Severin Groebner wurde 1969 in Wien geboren und lebt in Frankfurt/Main. Seit 1995 als Kabarettist tätig mit über 100 Gastspielen pro Jahr in Deutschland und Österreich, der Schweiz und Südtirol. Regelmäßige TVAuftritte bei "Schlachthof" und "Vereinsheim" (BR) oder "Was gibt es Neues?" (ORF).

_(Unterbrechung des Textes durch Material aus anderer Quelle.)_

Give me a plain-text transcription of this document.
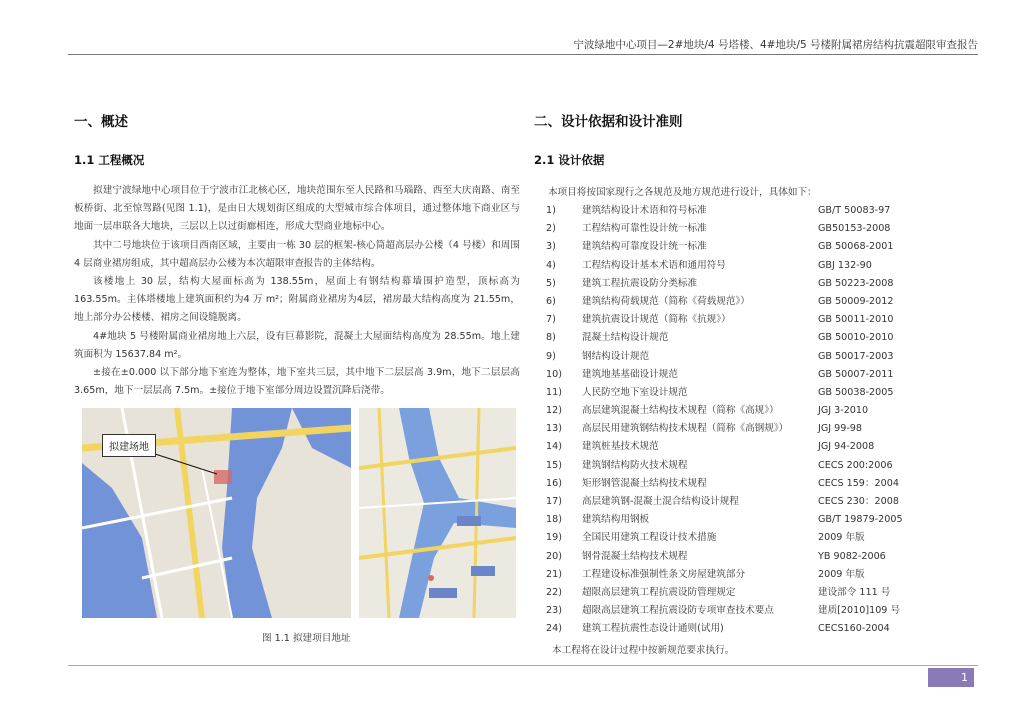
宁波绿地中心项目—2#地块/4 号塔楼、4#地块/5 号楼附属裙房结构抗震超限审查报告
一、概述
1.1 工程概况

拟建宁波绿地中心项目位于宁波市江北核心区，地块范围东至人民路和马瑙路、西至大庆南路、南至板桥街、北至惊驾路(见图 1.1)，是由日大规划街区组成的大型城市综合体项目，通过整体地下商业区与地面一层串联各大地块，三层以上以过街廊相连，形成大型商业地标中心。

其中二号地块位于该项目西南区域，主要由一栋 30 层的框架-核心筒超高层办公楼（4 号楼）和周围 4 层商业裙房组成，其中超高层办公楼为本次超限审查报告的主体结构。

该楼地上 30 层，结构大屋面标高为 138.55m，屋面上有钢结构幕墙围护造型，顶标高为 163.55m。主体塔楼地上建筑面积约为4 万 m²；附属商业裙房为4层，裙房最大结构高度为 21.55m，地上部分办公楼楼、裙房之间设缝脱离。

4#地块 5 号楼附属商业裙房地上六层，设有巨幕影院，混凝土大屋面结构高度为 28.55m。地上建筑面积为 15637.84 m²。

±接在±0.000 以下部分地下室连为整体，地下室共三层，其中地下二层层高 3.9m，地下二层层高 3.65m，地下一层层高 7.5m。±接位于地下室部分周边设置沉降后浇带。

拟建场地
图 1.1 拟建项目地址
二、设计依据和设计准则
2.1 设计依据
本项目将按国家现行之各规范及地方规范进行设计，具体如下：
1)	建筑结构设计术语和符号标准	GB/T 50083-97
2)	工程结构可靠性设计统一标准	GB50153-2008
3)	建筑结构可靠度设计统一标准	GB 50068-2001
4)	工程结构设计基本术语和通用符号	GBJ 132-90
5)	建筑工程抗震设防分类标准	GB 50223-2008
6)	建筑结构荷载规范（简称《荷载规范》）	GB 50009-2012
7)	建筑抗震设计规范（简称《抗规》）	GB 50011-2010
8)	混凝土结构设计规范	GB 50010-2010
9)	钢结构设计规范	GB 50017-2003
10)	建筑地基基础设计规范	GB 50007-2011
11)	人民防空地下室设计规范	GB 50038-2005
12)	高层建筑混凝土结构技术规程（简称《高规》）	JGJ 3-2010
13)	高层民用建筑钢结构技术规程（简称《高钢规》）	JGJ 99-98
14)	建筑桩基技术规范	JGJ 94-2008
15)	建筑钢结构防火技术规程	CECS 200:2006
16)	矩形钢管混凝土结构技术规程	CECS 159：2004
17)	高层建筑钢-混凝土混合结构设计规程	CECS 230：2008
18)	建筑结构用钢板	GB/T 19879-2005
19)	全国民用建筑工程设计技术措施	2009 年版
20)	钢骨混凝土结构技术规程	YB 9082-2006
21)	工程建设标准强制性条文房屋建筑部分	2009 年版
22)	超限高层建筑工程抗震设防管理规定	建设部令 111 号
23)	超限高层建筑工程抗震设防专项审查技术要点	建质[2010]109 号
24)	建筑工程抗震性态设计通则(试用)	CECS160-2004
本工程将在设计过程中按新规范要求执行。
1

Zahlreiche Auszeichnungen: u. a. "Deutscher Kabarettpreis", "Deutscher Kleinkunstpreis", "Salzburger Stier", "Österreichischer Kabarettpreis".
Seit 2012 schreibt er eine wöchentliche Kolumne in der "Wiener Zeitung". Zudem liefert er regelmäßige Satirebeiträge für Radio Österreich 1, Bayern 2, HR 1, WDR 5 sowie die taz.
Daneben immer wieder Lesungen ("Festival der Komik", Frankfurt; "Unter Sternen", Freiburg u. a.). Er ist Mitglied der "Lesebühne Ihres Vertrauens" in Frankfurt (zusammen mit Tilman Birr und Elis) und der "Letzten Wiener Lesebühne" (zusammen mit Stefanie Sargnagel und Hosea Ratschiller).
2011 erschien sein erstes Buch "Servus Piefke" (Südwest Verlag).